Papá nunca entendió mi predilección por las clases bajas. Así las llamaba su egregia majestad. Mamá si entendió mi gusto por los zapatos, ella los valoraba tanto como yo apreciaba sus efectos. Nada como un buen tacón: eleva, estira, tensa y coloca a todas en su sitio. Su elección es una decisión importante…

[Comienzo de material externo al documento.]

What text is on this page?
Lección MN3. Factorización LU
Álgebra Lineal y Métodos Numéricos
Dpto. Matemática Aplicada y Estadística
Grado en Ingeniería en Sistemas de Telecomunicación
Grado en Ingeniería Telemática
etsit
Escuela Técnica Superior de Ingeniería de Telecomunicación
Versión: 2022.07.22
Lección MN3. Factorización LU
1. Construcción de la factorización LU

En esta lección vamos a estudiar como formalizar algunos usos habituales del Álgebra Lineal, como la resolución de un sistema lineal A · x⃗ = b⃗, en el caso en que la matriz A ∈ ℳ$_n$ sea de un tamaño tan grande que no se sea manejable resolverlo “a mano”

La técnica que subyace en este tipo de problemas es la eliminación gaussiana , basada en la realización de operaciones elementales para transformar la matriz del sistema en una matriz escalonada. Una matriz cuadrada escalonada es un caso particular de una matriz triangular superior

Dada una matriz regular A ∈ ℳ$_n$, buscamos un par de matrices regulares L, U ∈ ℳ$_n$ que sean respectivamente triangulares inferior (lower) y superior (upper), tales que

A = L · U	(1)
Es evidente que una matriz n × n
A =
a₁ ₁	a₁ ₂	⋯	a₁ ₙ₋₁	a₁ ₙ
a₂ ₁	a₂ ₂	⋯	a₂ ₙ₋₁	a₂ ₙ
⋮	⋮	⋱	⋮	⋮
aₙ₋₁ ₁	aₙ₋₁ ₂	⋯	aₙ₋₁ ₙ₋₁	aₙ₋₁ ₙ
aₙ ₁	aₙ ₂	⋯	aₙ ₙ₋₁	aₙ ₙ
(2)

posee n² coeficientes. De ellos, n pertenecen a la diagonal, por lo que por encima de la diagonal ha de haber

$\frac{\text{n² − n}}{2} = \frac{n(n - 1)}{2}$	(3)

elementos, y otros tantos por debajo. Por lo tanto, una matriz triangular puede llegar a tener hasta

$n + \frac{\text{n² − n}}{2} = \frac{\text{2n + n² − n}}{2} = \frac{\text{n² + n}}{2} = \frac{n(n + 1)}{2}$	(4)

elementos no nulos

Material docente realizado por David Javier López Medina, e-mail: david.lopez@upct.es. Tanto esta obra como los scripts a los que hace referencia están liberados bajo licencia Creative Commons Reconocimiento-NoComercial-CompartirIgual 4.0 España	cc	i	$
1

También lo era la mía. Para siempre. Con vocación de eternidad. Con finalidad de procreación. Esto siempre me atrajo más… Por eso realicé la misión encomendada con tantas cautelas. Fueron muchas las llamadas pero sólo una sería la escogida. No podía precipitarme. Me rondaron jovencitas inexpertas, cursis damiselas, maduras siliconadas y distinguidas señoronas. Muchas apariencias y pocas realidades. Calabazas para mis aspiraciones. Pasaron por mi real lecho y la realidad no estuvo a la altura de mis deseos. Todo un baile de principiantas que nunca dieron la talla. Hasta que llegó ella. Tarde y con prisas. Mala tarjeta de presentación que cambió en las distancias cortas. Parecía princesa por fuera y bien que se esforzaba en demostrarlo. La leve resistencia que ofreció a mis experimentadas manos encendió hasta el rincón más profundo de mis deseos. Espejismo de superficie: con la desnudez apareció la mujer que moldeaban las hadas de mis sueños. Perfección de formas, blancura de piel, turgencia liberada de sus pechos y misterioso sexo que se abría a mis reales apetencias. No consintió que le quitara los zapatos y bien que se lo agradecí. Cada acometida en el lecho la fue descubriendo como la sirvienta que accede a todos las posturas. Alcanzables e inalcanzables. Como ella: princesa por fuera y criada por dentro. La reina de mis fantasías…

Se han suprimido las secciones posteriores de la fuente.